La visite d’Emmanuel Macron à Berlin a fait son petit effet. Ses mots surtout. Il faut dire que le président français a multiplié les louanges à l’égard de son voisin (il a “flatté” les Allemands, note le Suddeutsche Zeitung), n’hésitant pas à citer Goethe (“Et ainsi, par-dessus les tombes!”).

Le président français a été invité par l’Allemagne à l’occasion d’une cérémonie annuelle rendant hommage aux morts de toutes les guerres. Il s’est dit “reconnaissant”, son hôte n’ayant aucune obligation de l’accueillir. Le pays a vaincu les “démons sanguinaires du nationalisme” et ”je suis fier que la France ait joué un rôle dans cette résurrection”, a déclaré le chef de l’Etat.

Emmanuel Macron n’a pas passé beaucoup de temps à se souvenir du passé en ce jour de deuil”, écrit toutefois Die Welt. Lors de son discours devant le Bundestag, il a d’abord parlé d’avenir : L’Europe, et en son sein le couple franco-allemand, se trouve investie de l’obligation de ne pas laisser le monde glisser dans le chaos”, a affirmé le dirigeant pour qui une “Europe plus forte et plus souveraine” est nécessaire.

L’Europe en tant que facteur de la politique mondiale ! L’Europe, source d’un ordre mondial juste ! Une Europe avec une politique de défense commune, une monnaie mondiale, une mission contre ceux qui veulent s’isoler et s’épuiser dans une rivalité totale ! En avant, en avant, allons - c’était le vrai message de Macron”, analyse Die Welt.

M. Macron a donc appelé le couple franco-allemand à ouvrir “un nouveau chapitre” pour l’Europe. “Nous le devons à tous ceux qui ont œuvré pour une Europe de paix au cours des 70 dernières années”, a-t-il déclaré, cité par Die Zeit. Die Zeit qui rapporte également les commentaires d’Angela Merkel évoquant un discours “impressionnant et magnifique”.

Les désaccords existent malgré tout entre les deux puissances, en particulier sur la création d’une taxe numérique européenne visant les GAFA (Google, Apple, Facebook, Amazon) qui paient très peu d’impôts sur le Vieux continent. “Le gouvernement français accuse le gouvernement fédéral de ralentir le dossier”, explique le Ausburger Allgemeine. “Les Verts, la Gauche et le SPD insistent avec véhémence sur une taxe numérique, car de nombreux citoyens considèrent que la perte de profits due à leurs données est extrêmement injuste”, précise le quotidien régional mais Berlin craint des représailles américaines contre les constructeurs automobiles allemands.

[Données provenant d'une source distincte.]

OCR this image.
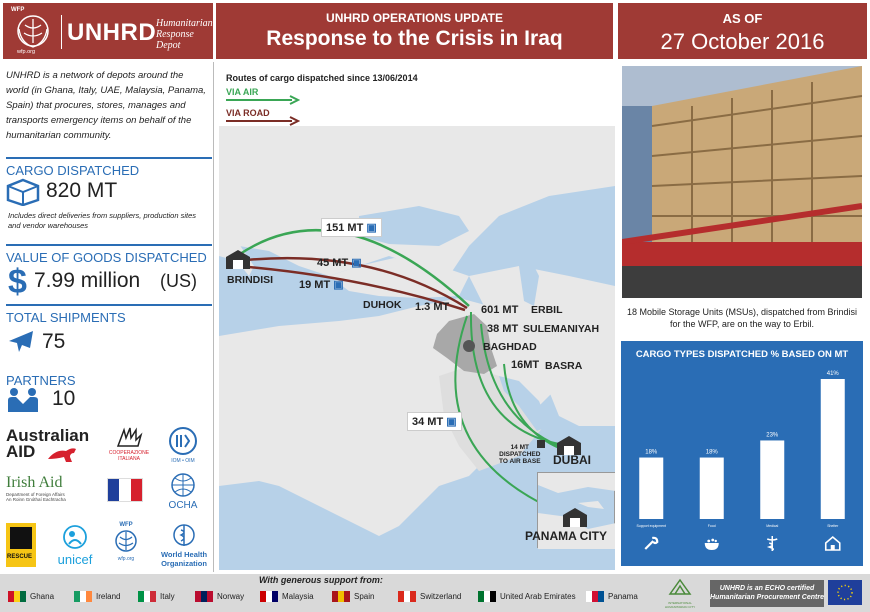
WFP
wfp.org
UNHRD Humanitarian
Response Depot
UNHRD OPERATIONS UPDATE
Response to the Crisis in Iraq
AS OF
27 October 2016
UNHRD is a network of depots around the world (in Ghana, Italy, UAE, Malaysia, Panama, Spain) that procures, stores, manages and transports emergency items on behalf of the humanitarian community.
CARGO DISPATCHED
820 MT
Includes direct deliveries from suppliers, production sites and vendor warehouses
VALUE OF GOODS DISPATCHED
$ 7.99 million (US)
TOTAL SHIPMENTS
75
PARTNERS
10
Australian
AID	COOPERAZIONE
ITALIANA	IOM • OIM
Irish Aid
Department of Foreign Affairs
An Roinn Gnóthaí Eachtracha
OCHA
RESCUE unicef
WFP
wfp.org	World Health
Organization
Routes of cargo dispatched since 13/06/2014
VIA AIR
VIA ROAD
151 MT ▣
45 MT ▣
19 MT ▣
1.3 MT	601 MT
38 MT
16MT
34 MT ▣
14 MT
DISPATCHED
TO AIR BASE
BRINDISI
DUHOK	ERBIL
SULEMANIYAH
BAGHDAD
BASRA
DUBAI
PANAMA CITY
18 Mobile Storage Units (MSUs), dispatched from Brindisi for the WFP, are on the way to Erbil.
CARGO TYPES DISPATCHED % BASED ON MT
18%
Support equipment
18%
Food
23%
Medical
41%
Shelter
With generous support from:
Ghana	Ireland	Italy	Norway	Malaysia	Spain	Switzerland	United Arab Emirates	Panama
INTERNATIONAL HUMANITARIAN CITY
UNHRD is an ECHO certified
Humanitarian Procurement Centre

Loin de Berlin, les “gilets jaunes”

Si les propos d’Emmanuel Macron ont globalement séduit, le Frankfurter Allgemeine Zeitung se demande toutefois “comment” ouvrir le nouveau chapitre qu’il appelle de ses voeux. “Il veut une souveraineté européenne. Mais les intérêts nationaux ne sont pas toujours cohérents”, rappelle le quotidien.

Der Spiegel s’est attardé sur une autre partie du discours. “La France vous aime”, a assuré le président de la République, revenant sur une anecdote impliquant un soldat français et un soldat allemand lors de la Première Guerre mondiale. “Il ne semblait rien dire de nouveau jusqu’à la dernière phrase (…) En tant que chef d’État, il a fait à l’Allemagne une déclaration d’amour au nom de la France. Il ne s’agissait pas de comprendre, pas de confiance, pas de solidarité, non, d’amour”, constate le magazine.

Le journal ajoute que la traduction simultanée a parlé “d’équipe franco-allemande” plutôt que de “couple”. Or, “une équipe ne peut pas s’aimer mais un couple oui”, souligne Der Siegel. “La France veut partager la vie avec l’Allemagne, pas seulement le marché. La France veut partager le budget, l’armée, les impôts, les universités”, s’emballe la publication installée à Hambourg.

Il n’a pas échappé aux médias allemands qu’à Berlin, Emmanuel Macron était à l’écart de la colère des gilets jaunes chez lui, à l’image du général de Gaulle présent à Baden-Baden à Paris en mai 1968. La correspondante du FAZ dans la capitale française tente une autre comparaison, avec Louis XVI en 1789. “Le mythe de la révolution maintient le pays sous son charme. La protestation des “gilets jaunes” semble atteindre tous les coins de la République”, écrit-elle, suggérant que l’absence d’encadrement par un parti, un syndicat ou un mouvement religieux rend le mécontentement exprimé plus difficile à canaliser. “Macron s’est installé il y a un an et demi au palais de l’Élysée. Il devient clair maintenant à quel point le chemin de la pacification politique deviendra difficile”, conclut la journaliste.